I myself came in at the tail end of The Wisconsin Idea: instead of the model of a small aristocratic elite of gentlemen as in Britain, it was influenced by the German universities from the Enlightenment. Middle class American kids should be exposed to the thousands of years of human experience from history and literature, and have their own personalities enriched through the arts; so that they could fully contribute. They’d still go on to be lawyers, doctors, engineers, etc; but they would help guide society, not just be cogs in it.
Like a lot of things, that started to go downhill with Vietnam. California college kids offended Ronald Reagan, so he punished them. Later in the 70’s, American cars weren’t as good as German and Japanese cars. “Music Appreciation?! That’s literally fiddling while Rome burns!”  That’s when STEM became of paramount importance. And “What do dead white males have to teach me?” became somehow a valid question. Instead of ignoring the dead white males, a few people kept up on them, and added non-white, non-males to the buffet. But by and large college became a vocational school for tech and admin.

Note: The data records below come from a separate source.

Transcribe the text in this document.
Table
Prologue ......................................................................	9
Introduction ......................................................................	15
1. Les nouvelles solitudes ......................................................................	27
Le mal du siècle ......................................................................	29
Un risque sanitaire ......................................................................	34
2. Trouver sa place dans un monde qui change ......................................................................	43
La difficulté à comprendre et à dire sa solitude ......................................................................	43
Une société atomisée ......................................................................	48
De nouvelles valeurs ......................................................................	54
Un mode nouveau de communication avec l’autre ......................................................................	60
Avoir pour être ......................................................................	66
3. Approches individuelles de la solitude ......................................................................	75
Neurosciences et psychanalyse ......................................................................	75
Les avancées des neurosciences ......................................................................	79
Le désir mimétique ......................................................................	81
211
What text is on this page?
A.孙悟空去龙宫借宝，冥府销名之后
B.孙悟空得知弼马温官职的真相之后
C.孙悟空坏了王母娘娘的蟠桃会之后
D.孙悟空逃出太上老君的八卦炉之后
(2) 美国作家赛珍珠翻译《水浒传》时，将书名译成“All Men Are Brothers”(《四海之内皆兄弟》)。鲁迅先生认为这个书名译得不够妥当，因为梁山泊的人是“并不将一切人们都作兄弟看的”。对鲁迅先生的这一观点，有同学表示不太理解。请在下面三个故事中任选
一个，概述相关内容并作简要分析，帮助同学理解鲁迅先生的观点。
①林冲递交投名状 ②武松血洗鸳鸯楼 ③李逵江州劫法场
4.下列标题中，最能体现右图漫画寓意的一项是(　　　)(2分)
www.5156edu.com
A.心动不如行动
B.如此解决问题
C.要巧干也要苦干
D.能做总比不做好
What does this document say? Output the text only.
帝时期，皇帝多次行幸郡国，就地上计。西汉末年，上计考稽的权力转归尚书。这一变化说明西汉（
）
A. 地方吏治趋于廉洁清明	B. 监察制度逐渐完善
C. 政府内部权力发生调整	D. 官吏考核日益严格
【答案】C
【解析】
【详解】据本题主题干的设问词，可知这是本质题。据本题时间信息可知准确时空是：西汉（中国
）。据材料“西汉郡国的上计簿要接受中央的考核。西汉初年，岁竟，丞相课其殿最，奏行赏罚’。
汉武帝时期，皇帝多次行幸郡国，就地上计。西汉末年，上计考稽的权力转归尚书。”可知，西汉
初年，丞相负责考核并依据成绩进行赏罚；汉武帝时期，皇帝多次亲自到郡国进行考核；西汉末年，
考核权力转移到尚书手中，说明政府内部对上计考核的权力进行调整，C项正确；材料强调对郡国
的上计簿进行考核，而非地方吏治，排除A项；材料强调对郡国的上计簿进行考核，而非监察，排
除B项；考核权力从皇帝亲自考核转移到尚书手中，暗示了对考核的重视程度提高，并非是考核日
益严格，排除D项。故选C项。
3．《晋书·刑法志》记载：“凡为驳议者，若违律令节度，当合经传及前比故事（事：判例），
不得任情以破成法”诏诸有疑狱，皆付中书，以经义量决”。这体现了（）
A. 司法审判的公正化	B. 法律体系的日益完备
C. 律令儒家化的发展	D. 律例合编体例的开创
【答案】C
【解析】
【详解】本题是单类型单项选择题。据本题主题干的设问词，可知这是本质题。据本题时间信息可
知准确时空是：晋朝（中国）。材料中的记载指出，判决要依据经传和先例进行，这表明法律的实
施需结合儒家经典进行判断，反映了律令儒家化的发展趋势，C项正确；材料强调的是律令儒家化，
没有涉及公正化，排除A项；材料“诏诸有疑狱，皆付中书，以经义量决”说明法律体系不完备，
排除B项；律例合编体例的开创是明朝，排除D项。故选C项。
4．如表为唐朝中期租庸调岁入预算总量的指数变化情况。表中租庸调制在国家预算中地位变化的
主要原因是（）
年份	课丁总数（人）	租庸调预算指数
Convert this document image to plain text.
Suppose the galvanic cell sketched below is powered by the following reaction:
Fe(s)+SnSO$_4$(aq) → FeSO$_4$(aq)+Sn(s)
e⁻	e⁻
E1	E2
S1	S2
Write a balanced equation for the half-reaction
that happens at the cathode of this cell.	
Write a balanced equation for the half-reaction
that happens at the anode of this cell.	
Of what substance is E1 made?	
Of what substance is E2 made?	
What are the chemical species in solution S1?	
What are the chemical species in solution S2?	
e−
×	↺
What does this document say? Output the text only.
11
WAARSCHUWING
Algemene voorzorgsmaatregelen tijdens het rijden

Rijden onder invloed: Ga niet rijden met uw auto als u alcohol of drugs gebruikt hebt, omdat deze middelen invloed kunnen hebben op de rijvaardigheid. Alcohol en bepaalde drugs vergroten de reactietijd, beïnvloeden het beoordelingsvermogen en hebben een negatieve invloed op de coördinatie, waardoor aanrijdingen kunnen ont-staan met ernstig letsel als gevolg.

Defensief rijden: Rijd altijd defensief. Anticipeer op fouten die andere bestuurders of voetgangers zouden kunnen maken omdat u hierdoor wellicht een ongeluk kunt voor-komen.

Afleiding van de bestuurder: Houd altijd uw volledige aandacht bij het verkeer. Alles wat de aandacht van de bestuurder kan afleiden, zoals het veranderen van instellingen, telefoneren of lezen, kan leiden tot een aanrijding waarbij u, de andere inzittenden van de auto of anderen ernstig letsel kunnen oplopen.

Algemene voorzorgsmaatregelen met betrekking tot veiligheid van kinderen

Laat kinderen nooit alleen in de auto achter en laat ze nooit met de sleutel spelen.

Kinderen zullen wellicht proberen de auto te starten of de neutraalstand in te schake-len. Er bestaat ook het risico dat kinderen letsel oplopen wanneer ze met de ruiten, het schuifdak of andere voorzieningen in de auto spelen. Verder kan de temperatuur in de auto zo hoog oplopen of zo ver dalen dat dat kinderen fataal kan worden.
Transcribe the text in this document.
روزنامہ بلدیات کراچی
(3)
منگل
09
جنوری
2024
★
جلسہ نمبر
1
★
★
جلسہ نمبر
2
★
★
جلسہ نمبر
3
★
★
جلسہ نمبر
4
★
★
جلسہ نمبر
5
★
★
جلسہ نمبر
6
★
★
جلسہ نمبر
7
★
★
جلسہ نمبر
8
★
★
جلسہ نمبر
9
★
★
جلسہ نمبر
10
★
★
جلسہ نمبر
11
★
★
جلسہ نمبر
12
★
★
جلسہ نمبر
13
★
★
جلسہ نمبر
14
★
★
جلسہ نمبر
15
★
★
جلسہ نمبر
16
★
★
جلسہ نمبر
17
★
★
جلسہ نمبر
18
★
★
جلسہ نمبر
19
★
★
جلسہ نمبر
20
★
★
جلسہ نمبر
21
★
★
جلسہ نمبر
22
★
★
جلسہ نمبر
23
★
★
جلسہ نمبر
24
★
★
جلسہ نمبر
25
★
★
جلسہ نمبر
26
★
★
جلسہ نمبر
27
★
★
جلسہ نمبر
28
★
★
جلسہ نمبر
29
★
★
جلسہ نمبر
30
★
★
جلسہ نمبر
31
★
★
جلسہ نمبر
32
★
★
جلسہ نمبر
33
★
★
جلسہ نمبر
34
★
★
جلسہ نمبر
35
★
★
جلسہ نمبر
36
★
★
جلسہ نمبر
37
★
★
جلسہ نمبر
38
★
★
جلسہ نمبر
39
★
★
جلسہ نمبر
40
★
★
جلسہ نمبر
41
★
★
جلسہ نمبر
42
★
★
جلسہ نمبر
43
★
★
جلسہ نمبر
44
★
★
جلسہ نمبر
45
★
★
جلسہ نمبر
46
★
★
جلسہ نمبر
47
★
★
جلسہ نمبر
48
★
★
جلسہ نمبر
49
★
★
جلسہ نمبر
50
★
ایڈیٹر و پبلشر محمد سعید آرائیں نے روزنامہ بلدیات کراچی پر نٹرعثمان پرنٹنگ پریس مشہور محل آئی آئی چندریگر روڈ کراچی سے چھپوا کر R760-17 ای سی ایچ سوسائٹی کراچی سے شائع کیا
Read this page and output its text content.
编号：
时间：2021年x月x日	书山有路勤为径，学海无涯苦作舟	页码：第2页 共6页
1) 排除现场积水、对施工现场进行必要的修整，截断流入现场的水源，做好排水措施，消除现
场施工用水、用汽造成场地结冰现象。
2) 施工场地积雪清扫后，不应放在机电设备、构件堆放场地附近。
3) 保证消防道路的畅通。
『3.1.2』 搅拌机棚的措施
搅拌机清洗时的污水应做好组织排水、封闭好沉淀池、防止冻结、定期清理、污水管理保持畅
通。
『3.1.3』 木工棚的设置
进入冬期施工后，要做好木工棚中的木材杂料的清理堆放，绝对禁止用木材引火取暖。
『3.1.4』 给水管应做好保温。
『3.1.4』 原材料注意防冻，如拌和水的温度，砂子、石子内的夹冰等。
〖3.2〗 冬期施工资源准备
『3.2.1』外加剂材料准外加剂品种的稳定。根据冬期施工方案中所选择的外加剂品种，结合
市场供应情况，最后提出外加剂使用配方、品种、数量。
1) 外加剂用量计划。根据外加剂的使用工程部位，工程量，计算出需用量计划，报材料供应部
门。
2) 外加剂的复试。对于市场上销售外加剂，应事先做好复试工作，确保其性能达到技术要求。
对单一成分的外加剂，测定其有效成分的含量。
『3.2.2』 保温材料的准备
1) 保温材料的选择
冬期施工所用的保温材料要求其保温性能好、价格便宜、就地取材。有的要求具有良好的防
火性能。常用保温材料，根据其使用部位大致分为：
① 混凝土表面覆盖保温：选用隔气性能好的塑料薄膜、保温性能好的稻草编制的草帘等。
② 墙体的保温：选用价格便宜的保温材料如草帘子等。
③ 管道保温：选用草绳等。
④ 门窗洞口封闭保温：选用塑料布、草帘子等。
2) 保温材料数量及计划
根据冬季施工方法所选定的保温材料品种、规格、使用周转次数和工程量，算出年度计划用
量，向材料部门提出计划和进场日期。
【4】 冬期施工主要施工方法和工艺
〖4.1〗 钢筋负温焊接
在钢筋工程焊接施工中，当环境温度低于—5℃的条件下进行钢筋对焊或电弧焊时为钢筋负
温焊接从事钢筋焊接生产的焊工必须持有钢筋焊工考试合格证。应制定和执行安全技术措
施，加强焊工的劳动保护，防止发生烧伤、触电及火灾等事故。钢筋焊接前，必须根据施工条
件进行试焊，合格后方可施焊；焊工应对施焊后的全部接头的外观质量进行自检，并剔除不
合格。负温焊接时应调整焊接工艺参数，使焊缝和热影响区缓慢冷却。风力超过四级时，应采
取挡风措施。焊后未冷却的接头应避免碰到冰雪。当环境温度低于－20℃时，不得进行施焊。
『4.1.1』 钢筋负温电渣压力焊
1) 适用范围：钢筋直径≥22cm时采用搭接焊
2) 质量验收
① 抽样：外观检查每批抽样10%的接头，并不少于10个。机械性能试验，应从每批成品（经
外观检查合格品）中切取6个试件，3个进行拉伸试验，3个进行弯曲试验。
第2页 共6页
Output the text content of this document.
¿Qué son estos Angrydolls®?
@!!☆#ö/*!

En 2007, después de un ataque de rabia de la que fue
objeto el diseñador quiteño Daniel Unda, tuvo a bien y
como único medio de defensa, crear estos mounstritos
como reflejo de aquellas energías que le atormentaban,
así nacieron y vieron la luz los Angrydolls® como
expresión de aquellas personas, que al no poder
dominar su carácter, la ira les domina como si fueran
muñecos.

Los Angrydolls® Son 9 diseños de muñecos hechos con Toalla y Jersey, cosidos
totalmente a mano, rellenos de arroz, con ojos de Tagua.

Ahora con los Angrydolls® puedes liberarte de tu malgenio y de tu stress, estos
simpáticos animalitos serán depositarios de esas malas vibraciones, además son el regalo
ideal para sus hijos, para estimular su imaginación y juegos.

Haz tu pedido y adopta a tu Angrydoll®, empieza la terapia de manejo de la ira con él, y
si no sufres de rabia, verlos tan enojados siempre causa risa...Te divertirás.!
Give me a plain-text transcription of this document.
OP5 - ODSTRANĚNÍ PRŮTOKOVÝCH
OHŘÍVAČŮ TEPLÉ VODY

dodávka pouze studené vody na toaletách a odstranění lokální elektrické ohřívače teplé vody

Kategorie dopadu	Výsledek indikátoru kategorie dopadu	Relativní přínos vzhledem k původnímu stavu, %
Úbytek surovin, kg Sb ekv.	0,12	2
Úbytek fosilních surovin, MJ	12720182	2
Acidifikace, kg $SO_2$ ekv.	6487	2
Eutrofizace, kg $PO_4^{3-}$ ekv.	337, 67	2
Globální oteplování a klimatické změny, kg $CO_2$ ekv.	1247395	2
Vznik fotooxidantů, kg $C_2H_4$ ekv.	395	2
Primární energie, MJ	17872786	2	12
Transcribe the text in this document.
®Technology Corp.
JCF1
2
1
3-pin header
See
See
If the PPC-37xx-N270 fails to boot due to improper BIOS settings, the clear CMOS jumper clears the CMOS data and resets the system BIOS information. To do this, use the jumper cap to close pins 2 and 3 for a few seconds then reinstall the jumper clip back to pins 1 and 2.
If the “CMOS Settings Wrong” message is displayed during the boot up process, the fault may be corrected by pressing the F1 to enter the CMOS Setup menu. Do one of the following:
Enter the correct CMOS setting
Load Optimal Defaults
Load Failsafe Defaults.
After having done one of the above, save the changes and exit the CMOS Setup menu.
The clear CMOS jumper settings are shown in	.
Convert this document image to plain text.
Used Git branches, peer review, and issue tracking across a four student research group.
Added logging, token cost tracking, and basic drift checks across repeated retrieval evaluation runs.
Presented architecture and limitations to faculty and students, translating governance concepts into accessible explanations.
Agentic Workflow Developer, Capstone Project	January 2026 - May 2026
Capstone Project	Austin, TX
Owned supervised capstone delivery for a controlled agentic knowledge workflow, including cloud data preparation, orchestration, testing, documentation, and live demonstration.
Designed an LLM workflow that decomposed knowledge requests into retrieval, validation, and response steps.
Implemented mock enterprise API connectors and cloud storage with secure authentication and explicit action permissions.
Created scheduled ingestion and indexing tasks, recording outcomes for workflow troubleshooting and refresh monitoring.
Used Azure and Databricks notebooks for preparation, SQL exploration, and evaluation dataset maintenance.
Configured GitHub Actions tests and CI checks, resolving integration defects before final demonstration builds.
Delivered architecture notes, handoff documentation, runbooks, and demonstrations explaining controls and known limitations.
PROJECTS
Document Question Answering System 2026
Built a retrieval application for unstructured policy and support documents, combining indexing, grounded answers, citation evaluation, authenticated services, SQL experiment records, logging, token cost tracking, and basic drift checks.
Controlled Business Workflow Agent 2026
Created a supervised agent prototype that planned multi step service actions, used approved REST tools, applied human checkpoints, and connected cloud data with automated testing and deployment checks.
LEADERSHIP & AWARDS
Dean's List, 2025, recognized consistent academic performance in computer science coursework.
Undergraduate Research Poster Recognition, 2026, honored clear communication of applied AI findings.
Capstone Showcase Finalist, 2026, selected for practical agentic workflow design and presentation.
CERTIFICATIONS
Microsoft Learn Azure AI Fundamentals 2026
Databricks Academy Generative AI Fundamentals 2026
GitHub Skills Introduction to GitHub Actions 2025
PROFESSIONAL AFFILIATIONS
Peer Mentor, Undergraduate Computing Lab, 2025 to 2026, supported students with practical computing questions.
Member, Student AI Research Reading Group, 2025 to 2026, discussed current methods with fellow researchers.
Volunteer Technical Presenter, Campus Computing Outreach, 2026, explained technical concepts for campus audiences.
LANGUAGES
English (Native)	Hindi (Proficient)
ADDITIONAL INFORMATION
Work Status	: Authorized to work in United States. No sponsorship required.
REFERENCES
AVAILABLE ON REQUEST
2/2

Maybe a good thing. Who can argue that we were a better nation back when Americans who could read Catulus in the original Latin outnumbered Americans who were millionaires? But still, if more of us had learned about .Alcibiades maybe enough of us would have recognized Trump for what he is.
I have had the experience of driving people in my car; educated, professional people, who, when the radio comes alive along with the ignition, and Classical music - something pleasant and supposedly accessible to everyone, like Rimsky Korsakov’s Scheherazade. But my passenger will bristle with offense taken, because I must be trying to make myself superior to them. That’s the only reason I’d listen to that stuff.